Bank of Canada Holds Interest Rate - Jul 30, 2025
- John Lee - Arise Mortgage
- Jul 30
- 3 min read
This morning, the Bank of Canada announced that it is holding its key interest rate. The prime rate remains at 4.95%. As a result, there are no payment changes for variable-rate mortgage holders.
Overview
Some parts of U.S. trade policy have become clearer, but negotiations are still changing, and new tariffs are still being threatened. Because of this uncertainty, the Bank of Canada’s July report doesn’t give a standard forecast. Instead, it outlines three possible scenarios: one with current tariffs, one where tariffs go up, and one where they go down.
Global Economy
Even though tariffs have caused some disruption, the global economy has remained fairly stable. The U.S. economy grew more slowly in early 2025, though the job market stayed strong. Inflation in the U.S. rose slightly in June as some of the tariff costs began to affect consumer prices. Other areas like Europe and China saw moderate growth, and Canada’s dollar has gained value as the U.S. dollar has weakened.
Canada’s Economy
U.S. tariffs have caused problems for Canadian trade, but the economy is still showing signs of strength. Canada’s GDP grew early in the year as exports were pushed out quickly before tariffs hit, but it likely dropped about 1.5% in the second quarter as exports fell back and U.S. demand slowed. Businesses and consumers are more cautious due to uncertainty, and job losses have occurred in some trade-affected sectors.
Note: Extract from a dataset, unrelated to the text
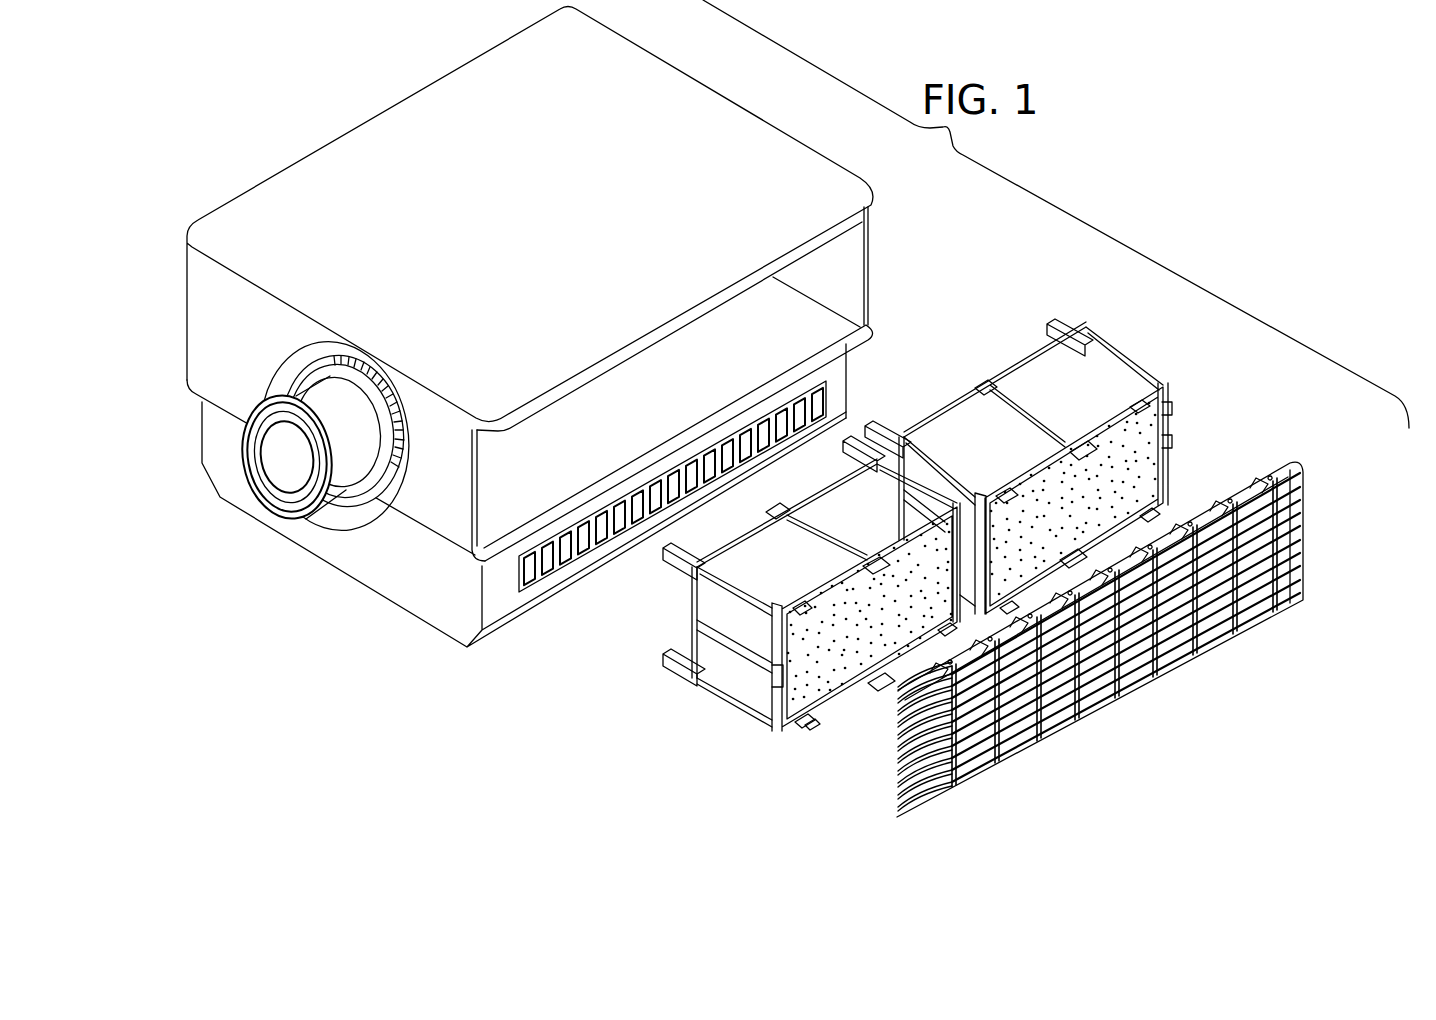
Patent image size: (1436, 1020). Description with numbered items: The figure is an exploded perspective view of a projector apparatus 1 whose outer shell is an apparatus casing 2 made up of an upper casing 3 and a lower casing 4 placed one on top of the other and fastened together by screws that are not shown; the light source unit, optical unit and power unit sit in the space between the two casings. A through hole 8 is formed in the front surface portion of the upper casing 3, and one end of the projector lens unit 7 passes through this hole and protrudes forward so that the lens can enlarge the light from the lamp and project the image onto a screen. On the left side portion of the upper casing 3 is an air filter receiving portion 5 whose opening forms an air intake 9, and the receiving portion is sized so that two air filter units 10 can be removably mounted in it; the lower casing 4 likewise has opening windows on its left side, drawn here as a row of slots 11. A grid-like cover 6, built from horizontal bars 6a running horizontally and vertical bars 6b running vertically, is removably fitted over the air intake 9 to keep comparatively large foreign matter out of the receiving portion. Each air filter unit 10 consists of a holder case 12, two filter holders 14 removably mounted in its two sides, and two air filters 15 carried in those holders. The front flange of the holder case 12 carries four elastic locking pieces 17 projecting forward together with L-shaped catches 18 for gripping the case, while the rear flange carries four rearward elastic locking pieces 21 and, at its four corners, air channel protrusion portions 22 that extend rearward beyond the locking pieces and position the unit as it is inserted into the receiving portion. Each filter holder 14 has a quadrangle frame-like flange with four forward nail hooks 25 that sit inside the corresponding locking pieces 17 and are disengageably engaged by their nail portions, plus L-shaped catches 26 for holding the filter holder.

The projector apparatus 1 is at (940, 228).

However, other parts of the job market remain stable, and the unemployment rate reached 6.9% in June.
Growth Outlook
Under the current tariff situation, Canada's economy is expected to grow slowly in the second half of 2025, around 1%, as trade levels out and consumer spending improves. There will likely be economic slack through 2026, but that’s expected to shrink as growth approaches 2% by 2027. If tariffs are reduced, growth could recover more quickly. If they increase, the economy may continue to shrink through the rest of the year.
Inflation
Inflation in Canada reached 1.9% in June, up slightly from the previous month. When taxes are excluded, inflation rose to 2.5%, driven mostly by higher prices for goods. Shelter costs remain the biggest contributor to inflation, although they are rising more slowly than before. Looking ahead, inflation is expected to stay close to 2% though increased tariffs or supply chain costs could push prices higher.
Interest Rate Decision
Because there’s still a lot of uncertainty and inflation pressures remain, the Bank of Canada has decided to keep its interest rate steady. They are watching closely to see whether inflation falls as the economy slows, or rises due to higher trade-related costs. If inflation comes down and those cost pressures are controlled, there may be a need to lower interest rates. The Bank is moving carefully and keeping all options open.
What They’re Watching
The Bank of Canada is paying close attention to how much U.S. tariffs reduce demand for Canadian goods and how this affects jobs, spending, and business investment. They’re also watching how quickly companies pass cost increases on to consumers and how inflation expectations change. Their main goal is to keep inflation stable and help support the economy during this uncertain time. They want Canadians to continue trusting that prices will stay under control.
The next Bank of Canada announcement will be on Sep 17, 2025.